Wednesday, June 13, 2007
Kroger Pulls Gay Paper From Stores
NASHVILLE, TENNESSEE - A regional gay and lesbian newspaper has been pulled from racks at Nashville-area Kroger grocery stores, an action the newspaper publisher calls discriminatory.
"This is last thing that I thought would happen," said Jerry Jones, publisher of Out and About, a monthly newspaper for gay and lesbian readers in Tennessee. "It's a concern because it could happen to any publication."
A Kroger Co. spokeswoman said the Cincinnati-based company has a policy against displaying publications that promote "political, religious or other specific agendas" and cited the need to remain neutral.
But newspaper supporters say Kroger enforces the policy inconsistently, noting that Kroger allows the display of gay newspapers at its stores in other markets, such as Atlanta, and alternative weekly newspapers with political columns and ads for strip clubs in the Nashville area.
Kroger spokeswoman Melissa Eads said the policy speaks for itself and declined to answer further questions Tuesday.
"Kroger strives to be a store for the entire community, and that necessitates remaining neutral on many issues," the company said in a statement. "We think this is a fair approach to everyone."

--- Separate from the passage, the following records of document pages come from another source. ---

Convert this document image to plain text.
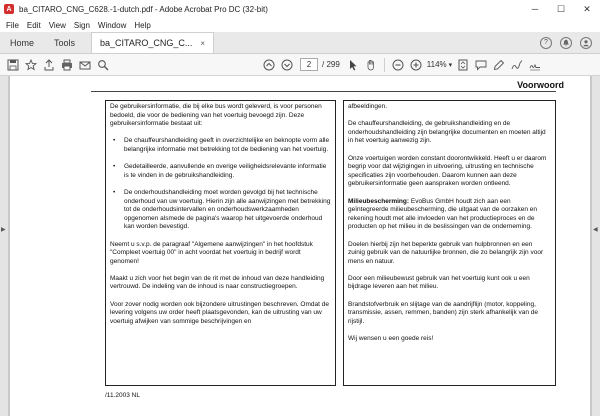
A ba_CITARO_CNG_C628.-1-dutch.pdf - Adobe Acrobat Pro DC (32-bit)	─	☐	✕
File	Edit	View	Sign	Window	Help
Home	Tools	ba_CITARO_CNG_C... ×	?
2	/ 299	114% ▾
▶	◀
Voorwoord

De gebruikersinformatie, die bij elke bus wordt geleverd, is voor personen bedoeld, die voor de bediening van het voertuig bevoegd zijn. Deze gebruikersinformatie bestaat uit:

•	De chauffeurshandleiding geeft in overzichtelijke en beknopte vorm alle belangrijke informatie met betrekking tot de bediening van het voertuig.
•	Gedetailleerde, aanvullende en overige veiligheidsrelevante informatie is te vinden in de gebruikshandleiding.
•	De onderhoudshandleiding moet worden gevolgd bij het technische onderhoud van uw voertuig. Hierin zijn alle aanwijzingen met betrekking tot de onderhoudsintervallen en onderhoudswerkzaamheden opgenomen alsmede de pagina's waarop het uitgevoerde onderhoud kan worden bevestigd.

Neemt u s.v.p. de paragraaf "Algemene aanwijzingen" in het hoofdstuk "Compleet voertuig 00" in acht voordat het voertuig in bedrijf wordt genomen!

Maakt u zich voor het begin van de rit met de inhoud van deze handleiding vertrouwd. De indeling van de inhoud is naar constructiegroepen.

Voor zover nodig worden ook bijzondere uitrustingen beschreven. Omdat de levering volgens uw order heeft plaatsgevonden, kan de uitrusting van uw voertuig afwijken van sommige beschrijvingen en

afbeeldingen.

De chauffeurshandleiding, de gebruikshandleiding en de onderhoudshandleiding zijn belangrijke documenten en moeten altijd in het voertuig aanwezig zijn.

Onze voertuigen worden constant doorontwikkeld. Heeft u er daarom begrip voor dat wijzigingen in uitvoering, uitrusting en technische specificaties zijn voorbehouden. Daarom kunnen aan deze gebruikersinformatie geen aanspraken worden ontleend.

Milieubescherming: EvoBus GmbH houdt zich aan een geïntegreerde milieubescherming, die uitgaat van de oorzaken en rekening houdt met alle invloeden van het productieproces en de producten op het milieu in de beslissingen van de onderneming.

Doelen hierbij zijn het beperkte gebruik van hulpbronnen en een zuinig gebruik van de natuurlijke bronnen, die zo belangrijk zijn voor mens en natuur.

Door een milieubewust gebruik van het voertuig kunt ook u een bijdrage leveren aan het milieu.

Brandstofverbruik en slijtage van de aandrijflijn (motor, koppeling, transmissie, assen, remmen, banden) zijn sterk afhankelijk van de rijstijl.

Wij wensen u een goede reis!

/11.2003 NL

But Kroger allows The Southern Voice, an Atlanta-based gay and lesbian newspaper, to be distributed on its stands in Atlanta-area stores. The grocery chain also advertises in the paper.

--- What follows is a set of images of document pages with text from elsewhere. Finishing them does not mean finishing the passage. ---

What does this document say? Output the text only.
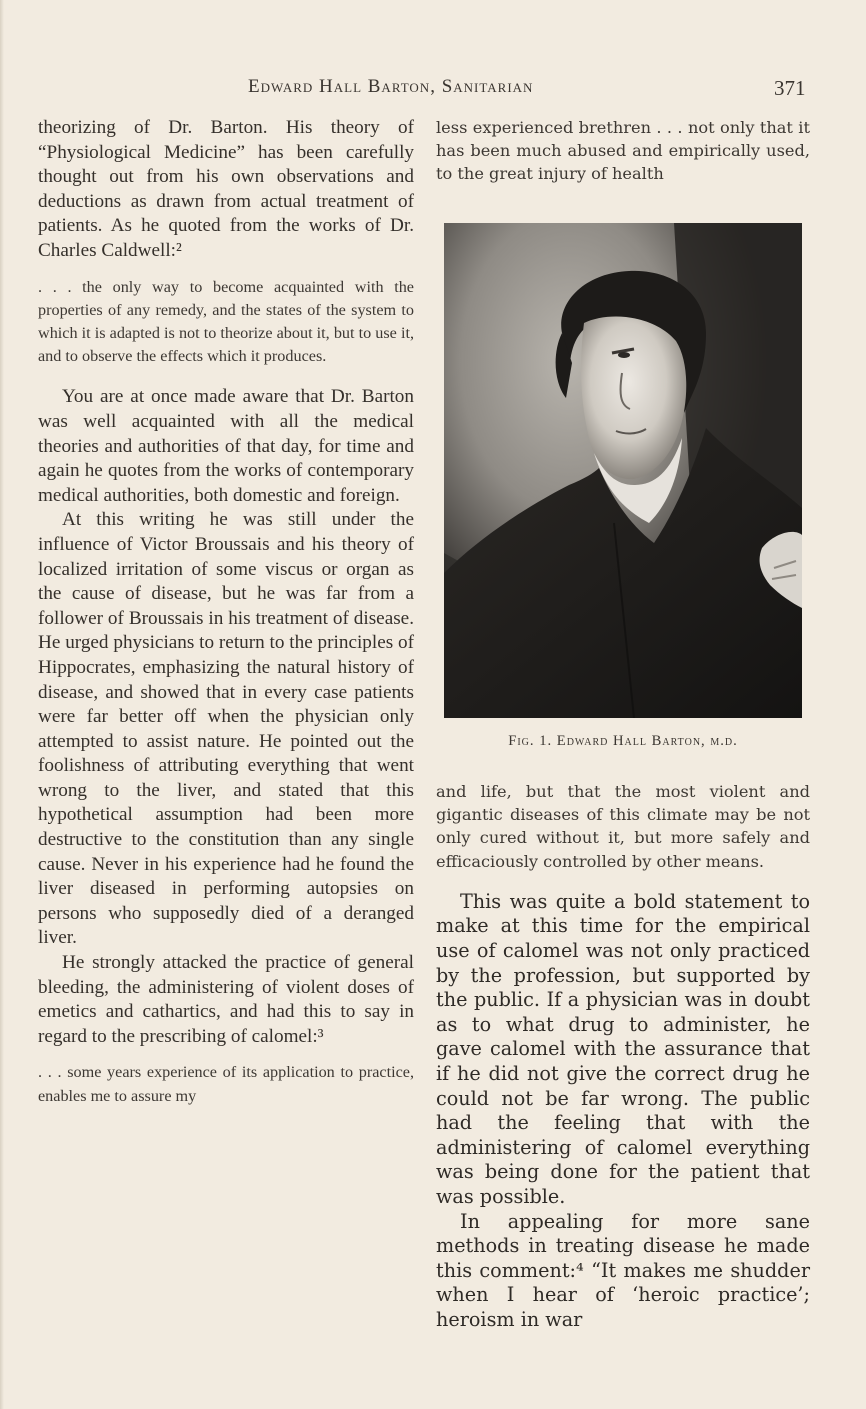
Edward Hall Barton, Sanitarian	371

theorizing of Dr. Barton. His theory of “Physiological Medicine” has been carefully thought out from his own observations and deductions as drawn from actual treatment of patients. As he quoted from the works of Dr. Charles Caldwell:²

. . . the only way to become acquainted with the properties of any remedy, and the states of the system to which it is adapted is not to theorize about it, but to use it, and to observe the effects which it produces.

You are at once made aware that Dr. Barton was well acquainted with all the medical theories and authorities of that day, for time and again he quotes from the works of contemporary medical authorities, both domestic and foreign.

At this writing he was still under the influence of Victor Broussais and his theory of localized irritation of some viscus or organ as the cause of disease, but he was far from a follower of Broussais in his treatment of disease. He urged physicians to return to the principles of Hippocrates, emphasizing the natural history of disease, and showed that in every case patients were far better off when the physician only attempted to assist nature. He pointed out the foolishness of attributing everything that went wrong to the liver, and stated that this hypothetical assumption had been more destructive to the constitution than any single cause. Never in his experience had he found the liver diseased in performing autopsies on persons who supposedly died of a deranged liver.

He strongly attacked the practice of general bleeding, the administering of violent doses of emetics and cathartics, and had this to say in regard to the prescribing of calomel:³

. . . some years experience of its application to practice, enables me to assure my

less experienced brethren . . . not only that it has been much abused and empirically used, to the great injury of health

Fig. 1. Edward Hall Barton, m.d.

and life, but that the most violent and gigantic diseases of this climate may be not only cured without it, but more safely and efficaciously controlled by other means.

This was quite a bold statement to make at this time for the empirical use of calomel was not only practiced by the profession, but supported by the public. If a physician was in doubt as to what drug to administer, he gave calomel with the assurance that if he did not give the correct drug he could not be far wrong. The public had the feeling that with the administering of calomel everything was being done for the patient that was possible.

In appealing for more sane methods in treating disease he made this comment:⁴ “It makes me shudder when I hear of ‘heroic practice’; heroism in war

"It would be interesting to know why there is a different policy from one store to another," said John Wade, president of the Nashville Gay, Lesbian, Bisexual and Transgender Chamber of Commerce.
The Nashville Scene, an alternative weekly, is offered for free at Kroger stores in Nashville, and it regularly publishes political columns, along with advertisements for strip clubs and dating phone lines.
For the three weeks the May issue of Out and About was available at Kroger, about 3,500 issues were picked up, Jones said, a significant number for a newspaper that usually distributes about 14,000 copies.
Jones said the newspaper has no sexually explicit content and does not accept ads for dating or chat phone lines.
"The local Kroger managers that I've talked to received no complaints," he said.
"If Kroger were to review the paper, they would find it is a very clean and well-produced newspaper," Wade said. "The public perception of anything within the gay community is that it's sexual in nature. I think they are reacting to perception, which is not necessarily the reality."